A couple of redress points here.
Regarding On-Disk File Size(s)
I too was looking for a solution for this, which is why I looked toward Parquet / Avro as a solution. Both are binary file formats that have the schemas embedded with them. From them, you could derive your Fact Tables (things needed for plot rendering). Typically, you have a Master DataSet set containing all rows / columns, then create a sub-set fact tables, or in some cases, a separate Parquet DataSet that you serve your plots with. This could be any combination of the Master columns and rows. Reducing that set down to only whats needed for a particular plot can yield huge disk saving and read speed increases.
Using Parquet / Avro file formats dramatically saves on long-term disk space usage. This is why I created the Pandas Parquet Compression Test. As you can see, the base file size was about 3.7 GB and Snappy Compression (the default Parquet compression) comes in at 667 MB, or roughly a 5 to 1 reduction. Gzip and Brotli come in a couple hundred MB smaller (440MB to 470 MB ish) if one is really crunched for disk space.

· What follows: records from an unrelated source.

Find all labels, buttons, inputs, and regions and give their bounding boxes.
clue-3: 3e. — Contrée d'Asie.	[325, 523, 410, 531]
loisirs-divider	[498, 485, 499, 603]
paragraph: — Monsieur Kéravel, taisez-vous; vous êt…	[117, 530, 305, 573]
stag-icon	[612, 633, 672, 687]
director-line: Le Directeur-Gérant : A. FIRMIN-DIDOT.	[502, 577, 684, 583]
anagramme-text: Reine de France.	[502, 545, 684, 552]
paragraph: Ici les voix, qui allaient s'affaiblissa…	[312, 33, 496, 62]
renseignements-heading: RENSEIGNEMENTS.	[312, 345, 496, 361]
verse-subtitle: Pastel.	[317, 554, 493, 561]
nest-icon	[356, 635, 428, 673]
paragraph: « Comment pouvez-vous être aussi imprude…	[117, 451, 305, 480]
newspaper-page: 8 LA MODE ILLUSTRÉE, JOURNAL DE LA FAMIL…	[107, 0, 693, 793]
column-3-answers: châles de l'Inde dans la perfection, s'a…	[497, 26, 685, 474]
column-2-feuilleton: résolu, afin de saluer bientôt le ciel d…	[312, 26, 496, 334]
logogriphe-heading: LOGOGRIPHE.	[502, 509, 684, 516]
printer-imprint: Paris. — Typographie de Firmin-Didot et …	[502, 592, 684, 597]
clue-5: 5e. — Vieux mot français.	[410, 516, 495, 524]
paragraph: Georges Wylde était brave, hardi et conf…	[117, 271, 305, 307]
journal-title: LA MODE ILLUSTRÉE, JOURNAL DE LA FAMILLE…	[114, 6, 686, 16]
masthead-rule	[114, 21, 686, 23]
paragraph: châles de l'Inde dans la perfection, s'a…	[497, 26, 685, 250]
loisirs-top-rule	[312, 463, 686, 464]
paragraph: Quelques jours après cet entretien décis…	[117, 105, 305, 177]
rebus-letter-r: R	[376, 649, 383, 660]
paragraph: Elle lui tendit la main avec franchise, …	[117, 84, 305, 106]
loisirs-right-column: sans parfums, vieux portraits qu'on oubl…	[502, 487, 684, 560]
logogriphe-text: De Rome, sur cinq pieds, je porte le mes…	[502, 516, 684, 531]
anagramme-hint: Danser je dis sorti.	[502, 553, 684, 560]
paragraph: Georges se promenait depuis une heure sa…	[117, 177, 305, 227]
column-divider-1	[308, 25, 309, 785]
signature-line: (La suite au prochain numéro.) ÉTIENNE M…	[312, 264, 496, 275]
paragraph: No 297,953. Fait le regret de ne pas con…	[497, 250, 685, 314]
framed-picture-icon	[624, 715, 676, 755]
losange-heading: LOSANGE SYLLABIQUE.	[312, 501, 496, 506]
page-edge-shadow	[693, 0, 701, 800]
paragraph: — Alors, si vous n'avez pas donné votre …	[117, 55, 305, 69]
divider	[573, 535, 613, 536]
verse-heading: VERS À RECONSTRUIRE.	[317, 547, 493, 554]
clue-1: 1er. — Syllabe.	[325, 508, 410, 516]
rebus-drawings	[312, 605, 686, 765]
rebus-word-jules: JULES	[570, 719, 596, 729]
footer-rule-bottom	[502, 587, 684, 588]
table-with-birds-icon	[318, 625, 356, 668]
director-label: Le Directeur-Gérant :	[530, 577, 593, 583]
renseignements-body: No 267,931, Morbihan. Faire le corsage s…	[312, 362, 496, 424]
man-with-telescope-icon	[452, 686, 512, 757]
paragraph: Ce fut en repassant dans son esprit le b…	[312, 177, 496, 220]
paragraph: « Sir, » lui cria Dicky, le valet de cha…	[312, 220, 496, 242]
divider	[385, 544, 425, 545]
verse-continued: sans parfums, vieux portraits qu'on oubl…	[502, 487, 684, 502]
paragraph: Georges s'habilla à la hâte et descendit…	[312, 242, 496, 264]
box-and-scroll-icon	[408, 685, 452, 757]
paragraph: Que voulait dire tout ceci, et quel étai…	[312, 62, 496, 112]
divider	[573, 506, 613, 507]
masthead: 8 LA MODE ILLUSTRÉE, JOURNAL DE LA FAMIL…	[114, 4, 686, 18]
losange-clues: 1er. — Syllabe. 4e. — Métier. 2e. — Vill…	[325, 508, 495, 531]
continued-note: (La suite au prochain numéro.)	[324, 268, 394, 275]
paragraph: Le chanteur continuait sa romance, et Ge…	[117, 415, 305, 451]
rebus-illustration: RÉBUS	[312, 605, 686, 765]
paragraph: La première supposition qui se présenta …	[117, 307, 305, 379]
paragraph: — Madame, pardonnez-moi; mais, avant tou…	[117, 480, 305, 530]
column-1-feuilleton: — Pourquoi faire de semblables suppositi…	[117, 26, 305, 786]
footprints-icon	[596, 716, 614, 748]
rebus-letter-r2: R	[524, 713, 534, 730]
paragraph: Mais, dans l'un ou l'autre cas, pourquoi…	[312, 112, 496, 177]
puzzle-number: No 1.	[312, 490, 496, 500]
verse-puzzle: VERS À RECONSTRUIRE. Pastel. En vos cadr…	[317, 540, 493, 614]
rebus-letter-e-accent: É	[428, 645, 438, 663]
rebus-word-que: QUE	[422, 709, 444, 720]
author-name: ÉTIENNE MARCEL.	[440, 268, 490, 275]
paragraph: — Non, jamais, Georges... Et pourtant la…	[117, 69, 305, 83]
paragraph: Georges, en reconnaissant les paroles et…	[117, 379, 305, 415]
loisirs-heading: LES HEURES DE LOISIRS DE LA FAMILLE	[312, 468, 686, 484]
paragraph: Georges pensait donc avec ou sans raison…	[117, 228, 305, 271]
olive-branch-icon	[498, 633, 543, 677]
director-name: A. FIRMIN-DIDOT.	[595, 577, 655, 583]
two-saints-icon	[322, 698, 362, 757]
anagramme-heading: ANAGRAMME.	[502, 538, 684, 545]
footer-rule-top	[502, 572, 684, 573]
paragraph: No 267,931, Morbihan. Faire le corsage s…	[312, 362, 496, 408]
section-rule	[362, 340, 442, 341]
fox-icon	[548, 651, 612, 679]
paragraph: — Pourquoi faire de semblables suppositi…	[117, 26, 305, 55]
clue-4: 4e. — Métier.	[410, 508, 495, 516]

With those high compression levels, I was concerned about read speeds, but that turned out to be a non-issue. During my PyArrow Read Tests, I was able to read 47+ million rows, do a grouby and count in =< 2.01 second with Snappy and Brotli. That's fast considering I was reading all rows and all columns. Read times would be much faster on a limited DataFrame either by tale of select columns.
In any case, there's lots of ways to clean this fish, but having a good idea of what your output needs will be, at least initially, can help define your back end source file strategy. While Databases certainly make it easy (initially) they aren't always the best long term solution with large datasets. I've been breaking my groups up into yearly blocks. The cool thing about parquet is, you can append to the storage rather easily. If I need multiple years, I just do two year group queries. You could add them all together, but, that can get really large and DataFrames need to fit into Memory, as that's where Spark does it's processing.